김정일은 그때 김대중 전임의 평양 방문에 대한 답방차원에서 남한을 조속한 시일내에 방문 할것을 약속했지만, 지켜지지 않았고, 그후 지금은 사망한 노무현 전대통령이 그후 다시 평양을 방문 했지만, 아직까지도 그의 방한 방문 약속은 지켜지지 않고 있다.
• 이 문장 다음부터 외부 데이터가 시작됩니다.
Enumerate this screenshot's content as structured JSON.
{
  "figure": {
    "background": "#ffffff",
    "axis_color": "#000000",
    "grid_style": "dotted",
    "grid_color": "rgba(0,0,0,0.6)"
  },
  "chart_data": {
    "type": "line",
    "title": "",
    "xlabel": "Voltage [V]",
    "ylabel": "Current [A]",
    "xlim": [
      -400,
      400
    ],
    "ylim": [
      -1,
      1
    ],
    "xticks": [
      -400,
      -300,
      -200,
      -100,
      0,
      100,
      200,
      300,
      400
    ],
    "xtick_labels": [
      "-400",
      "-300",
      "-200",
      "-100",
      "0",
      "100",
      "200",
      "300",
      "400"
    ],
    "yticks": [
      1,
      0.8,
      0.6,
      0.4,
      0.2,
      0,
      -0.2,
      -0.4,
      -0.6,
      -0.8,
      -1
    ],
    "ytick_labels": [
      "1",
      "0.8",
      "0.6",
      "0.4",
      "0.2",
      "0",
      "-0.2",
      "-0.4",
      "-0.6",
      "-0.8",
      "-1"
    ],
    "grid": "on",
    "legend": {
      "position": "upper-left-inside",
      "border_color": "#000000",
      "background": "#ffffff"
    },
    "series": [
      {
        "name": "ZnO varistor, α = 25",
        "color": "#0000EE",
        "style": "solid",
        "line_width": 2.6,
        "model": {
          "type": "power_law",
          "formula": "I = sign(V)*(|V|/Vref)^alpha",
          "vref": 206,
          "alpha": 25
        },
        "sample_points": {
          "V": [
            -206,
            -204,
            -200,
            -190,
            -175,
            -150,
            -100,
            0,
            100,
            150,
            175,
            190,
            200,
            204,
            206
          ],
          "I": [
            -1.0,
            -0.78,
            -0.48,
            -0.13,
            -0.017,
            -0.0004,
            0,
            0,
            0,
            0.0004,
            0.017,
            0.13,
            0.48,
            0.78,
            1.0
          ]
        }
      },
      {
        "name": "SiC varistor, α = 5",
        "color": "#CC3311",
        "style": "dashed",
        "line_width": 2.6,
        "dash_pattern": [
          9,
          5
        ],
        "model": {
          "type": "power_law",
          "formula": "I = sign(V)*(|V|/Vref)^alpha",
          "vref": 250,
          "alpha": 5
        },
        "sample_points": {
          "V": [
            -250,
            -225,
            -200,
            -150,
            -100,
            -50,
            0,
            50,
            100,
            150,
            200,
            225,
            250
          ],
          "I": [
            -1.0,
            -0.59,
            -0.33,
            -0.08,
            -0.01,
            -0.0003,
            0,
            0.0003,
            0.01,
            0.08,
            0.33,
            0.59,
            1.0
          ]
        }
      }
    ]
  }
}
요즘 남한의 각 텔레비젼 방송국에서 코미디와, 야간업소, 영화 그리고 드라마에서, 김정일을 해학적으로 묘사한 내용들이 많이 발표 되고 있어 돈벌이가 아주 잘되고 있다고 한다, 이에 대해 남한 정부는 속앓이를 많이 하고 있다고 전해 진다. 행여나 이러한 방송매체로, 조심스럽게 화해 무드를 타고 있는 남북간의 긴장완화 조짐에 찬물을 끼얹는 역효과가 나지 않을까 해서라고 한다.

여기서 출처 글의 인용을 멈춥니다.